Currently, this feature is unavailable.

We are working hard to create a Python SDK for the Core Engine. Please see our roadmap for an indication on when this feature will be released.

CE Dashboard

Currently, this feature is unavailable.

We are working hard to create a dashboard for the Core Engine. Please see our roadmap for an indication on when this feature will be released.
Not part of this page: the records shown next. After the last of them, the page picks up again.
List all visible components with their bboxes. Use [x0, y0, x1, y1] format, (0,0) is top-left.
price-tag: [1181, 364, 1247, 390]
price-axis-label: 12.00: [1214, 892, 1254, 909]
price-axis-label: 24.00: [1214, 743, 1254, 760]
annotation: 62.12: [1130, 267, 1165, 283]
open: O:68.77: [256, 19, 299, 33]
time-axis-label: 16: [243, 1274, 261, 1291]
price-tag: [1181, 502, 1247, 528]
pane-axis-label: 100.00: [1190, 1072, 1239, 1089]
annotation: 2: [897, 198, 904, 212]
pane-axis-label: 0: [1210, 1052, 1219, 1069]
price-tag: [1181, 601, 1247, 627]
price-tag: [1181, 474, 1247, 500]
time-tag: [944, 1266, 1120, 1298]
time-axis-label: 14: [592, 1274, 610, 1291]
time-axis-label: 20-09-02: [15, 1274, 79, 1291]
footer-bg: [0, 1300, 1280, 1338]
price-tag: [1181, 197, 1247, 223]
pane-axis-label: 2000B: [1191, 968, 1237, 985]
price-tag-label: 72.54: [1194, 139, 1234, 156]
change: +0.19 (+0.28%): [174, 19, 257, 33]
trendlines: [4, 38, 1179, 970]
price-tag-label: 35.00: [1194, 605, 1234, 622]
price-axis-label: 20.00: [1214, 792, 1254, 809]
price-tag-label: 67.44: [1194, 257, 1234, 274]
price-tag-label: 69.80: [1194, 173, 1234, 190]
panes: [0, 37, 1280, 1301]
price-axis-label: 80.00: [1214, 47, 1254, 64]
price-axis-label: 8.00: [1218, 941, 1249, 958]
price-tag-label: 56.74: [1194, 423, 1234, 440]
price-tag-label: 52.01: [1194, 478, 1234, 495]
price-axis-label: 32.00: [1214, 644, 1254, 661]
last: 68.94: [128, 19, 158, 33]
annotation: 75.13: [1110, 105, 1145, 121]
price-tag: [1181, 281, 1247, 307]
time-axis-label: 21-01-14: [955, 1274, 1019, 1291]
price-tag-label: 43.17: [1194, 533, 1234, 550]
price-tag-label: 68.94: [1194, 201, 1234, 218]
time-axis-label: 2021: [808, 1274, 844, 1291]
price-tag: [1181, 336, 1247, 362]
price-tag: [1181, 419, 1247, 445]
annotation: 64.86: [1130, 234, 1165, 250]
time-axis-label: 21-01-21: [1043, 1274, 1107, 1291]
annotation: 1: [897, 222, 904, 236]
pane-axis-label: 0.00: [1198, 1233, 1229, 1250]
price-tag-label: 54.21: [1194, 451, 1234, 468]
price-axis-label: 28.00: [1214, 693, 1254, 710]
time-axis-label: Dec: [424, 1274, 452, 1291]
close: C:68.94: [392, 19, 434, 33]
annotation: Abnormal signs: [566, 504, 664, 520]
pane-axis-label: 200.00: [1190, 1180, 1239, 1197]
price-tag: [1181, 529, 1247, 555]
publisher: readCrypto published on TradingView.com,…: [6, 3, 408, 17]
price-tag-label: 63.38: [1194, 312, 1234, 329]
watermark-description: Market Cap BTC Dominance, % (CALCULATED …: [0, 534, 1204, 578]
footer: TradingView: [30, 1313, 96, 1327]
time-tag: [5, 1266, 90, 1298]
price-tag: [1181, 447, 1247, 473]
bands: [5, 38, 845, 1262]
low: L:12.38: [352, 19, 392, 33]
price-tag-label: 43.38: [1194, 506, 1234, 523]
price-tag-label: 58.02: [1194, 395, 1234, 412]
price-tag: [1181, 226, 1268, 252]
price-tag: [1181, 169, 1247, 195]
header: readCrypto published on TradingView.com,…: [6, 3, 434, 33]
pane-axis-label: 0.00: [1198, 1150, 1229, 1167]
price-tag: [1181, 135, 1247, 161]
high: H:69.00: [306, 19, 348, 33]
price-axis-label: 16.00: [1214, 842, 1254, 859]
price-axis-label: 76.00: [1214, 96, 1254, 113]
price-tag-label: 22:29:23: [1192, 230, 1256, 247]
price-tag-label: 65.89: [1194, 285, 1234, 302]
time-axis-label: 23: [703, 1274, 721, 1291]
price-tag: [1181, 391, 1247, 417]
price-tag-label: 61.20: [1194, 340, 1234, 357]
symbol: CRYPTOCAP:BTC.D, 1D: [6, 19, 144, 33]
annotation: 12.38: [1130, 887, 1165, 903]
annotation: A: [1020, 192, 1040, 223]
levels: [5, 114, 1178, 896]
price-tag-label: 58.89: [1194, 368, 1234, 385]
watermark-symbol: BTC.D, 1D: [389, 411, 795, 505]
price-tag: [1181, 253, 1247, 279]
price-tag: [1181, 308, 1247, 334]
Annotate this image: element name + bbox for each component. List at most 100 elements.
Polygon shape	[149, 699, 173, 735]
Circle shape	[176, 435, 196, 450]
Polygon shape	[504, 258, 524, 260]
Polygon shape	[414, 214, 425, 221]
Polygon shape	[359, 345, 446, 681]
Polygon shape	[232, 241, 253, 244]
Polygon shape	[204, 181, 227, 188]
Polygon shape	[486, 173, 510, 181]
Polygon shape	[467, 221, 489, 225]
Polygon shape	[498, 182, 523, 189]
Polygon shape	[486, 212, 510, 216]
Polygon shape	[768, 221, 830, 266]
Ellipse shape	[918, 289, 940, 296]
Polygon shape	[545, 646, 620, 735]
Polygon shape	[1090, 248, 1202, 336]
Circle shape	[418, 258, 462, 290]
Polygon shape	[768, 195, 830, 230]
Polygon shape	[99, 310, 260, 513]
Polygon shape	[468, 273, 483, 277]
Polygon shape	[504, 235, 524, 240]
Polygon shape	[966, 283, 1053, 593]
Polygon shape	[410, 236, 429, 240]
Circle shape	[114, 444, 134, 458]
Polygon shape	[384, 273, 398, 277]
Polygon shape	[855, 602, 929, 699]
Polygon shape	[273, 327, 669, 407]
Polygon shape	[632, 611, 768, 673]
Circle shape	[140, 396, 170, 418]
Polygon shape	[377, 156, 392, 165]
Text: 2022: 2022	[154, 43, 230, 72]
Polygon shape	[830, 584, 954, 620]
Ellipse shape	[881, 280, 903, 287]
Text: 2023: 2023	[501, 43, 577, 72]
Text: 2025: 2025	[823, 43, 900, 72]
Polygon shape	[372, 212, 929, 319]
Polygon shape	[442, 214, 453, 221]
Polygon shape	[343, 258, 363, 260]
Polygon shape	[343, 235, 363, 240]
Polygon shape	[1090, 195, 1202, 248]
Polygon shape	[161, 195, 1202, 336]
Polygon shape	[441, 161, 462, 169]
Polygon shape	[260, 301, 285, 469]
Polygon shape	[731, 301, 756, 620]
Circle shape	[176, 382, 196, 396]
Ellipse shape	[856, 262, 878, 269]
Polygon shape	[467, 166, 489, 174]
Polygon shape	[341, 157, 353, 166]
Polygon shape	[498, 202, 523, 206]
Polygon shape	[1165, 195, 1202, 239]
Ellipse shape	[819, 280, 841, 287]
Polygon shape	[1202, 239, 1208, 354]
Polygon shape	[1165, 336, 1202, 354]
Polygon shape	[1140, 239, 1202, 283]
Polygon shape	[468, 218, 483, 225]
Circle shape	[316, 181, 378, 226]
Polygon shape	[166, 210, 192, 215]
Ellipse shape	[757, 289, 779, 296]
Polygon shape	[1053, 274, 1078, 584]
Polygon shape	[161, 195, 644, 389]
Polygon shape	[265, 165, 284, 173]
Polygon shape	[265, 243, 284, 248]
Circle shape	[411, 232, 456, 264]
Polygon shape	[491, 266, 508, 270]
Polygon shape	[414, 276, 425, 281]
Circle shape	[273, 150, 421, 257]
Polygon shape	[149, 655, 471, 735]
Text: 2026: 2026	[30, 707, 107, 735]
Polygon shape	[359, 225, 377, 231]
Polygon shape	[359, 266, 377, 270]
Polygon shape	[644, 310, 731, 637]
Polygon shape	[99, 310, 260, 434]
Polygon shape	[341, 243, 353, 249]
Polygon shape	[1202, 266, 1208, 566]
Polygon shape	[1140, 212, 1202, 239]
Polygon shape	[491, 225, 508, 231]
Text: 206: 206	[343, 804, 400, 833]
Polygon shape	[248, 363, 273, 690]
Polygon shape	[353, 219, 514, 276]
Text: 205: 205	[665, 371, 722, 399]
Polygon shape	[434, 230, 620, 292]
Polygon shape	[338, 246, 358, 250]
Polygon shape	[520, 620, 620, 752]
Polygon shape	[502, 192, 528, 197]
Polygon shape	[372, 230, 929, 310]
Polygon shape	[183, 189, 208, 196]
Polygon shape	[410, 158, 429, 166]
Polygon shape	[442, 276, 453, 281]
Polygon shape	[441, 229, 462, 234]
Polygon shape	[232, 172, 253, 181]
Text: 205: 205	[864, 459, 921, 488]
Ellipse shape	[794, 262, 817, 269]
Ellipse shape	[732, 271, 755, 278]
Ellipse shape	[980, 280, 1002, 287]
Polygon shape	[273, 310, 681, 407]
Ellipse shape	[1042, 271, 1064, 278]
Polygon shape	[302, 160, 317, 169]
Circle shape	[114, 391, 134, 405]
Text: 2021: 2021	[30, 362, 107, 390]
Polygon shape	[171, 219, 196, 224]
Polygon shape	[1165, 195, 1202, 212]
Selecting an active commit

While working on different pipelines on the Core Engine, you will have to select a datasource to work on, and you can do it in two different ways. Either you can explicitly define it upon pipeline execution or you can select a datasource commit as the active datasource commit and the Core Engine will use the selected commit whenever it is required.

CLI
Python SDK
CE Dashboard
CLI
cengine datasource set SOURCE_ID

ARGUMENT

TYPE

DESCRIPTION

SOURCE_ID

string

identifier for the selected commit

You can define the SOURCE_ID by using one of the following formats:

  • DATASOURCE_ID: the Core Engine will select the latest commit of the datasource as the active datasource commit

  • DATASOURCE_ID:COMMIT_ID: The Core Engine will select the specified commit as the active datasource commit

Python SDK

Currently, this feature is unavailable.

We are working hard to create a Python SDK for the Core Engine. Please see our roadmap for an indication on when this feature will be released.

CE Dashboard

Currently, this feature is unavailable.

We are working hard to create a dashboard for the Core Engine. Please see our roadmap for an indication on when this feature will be released.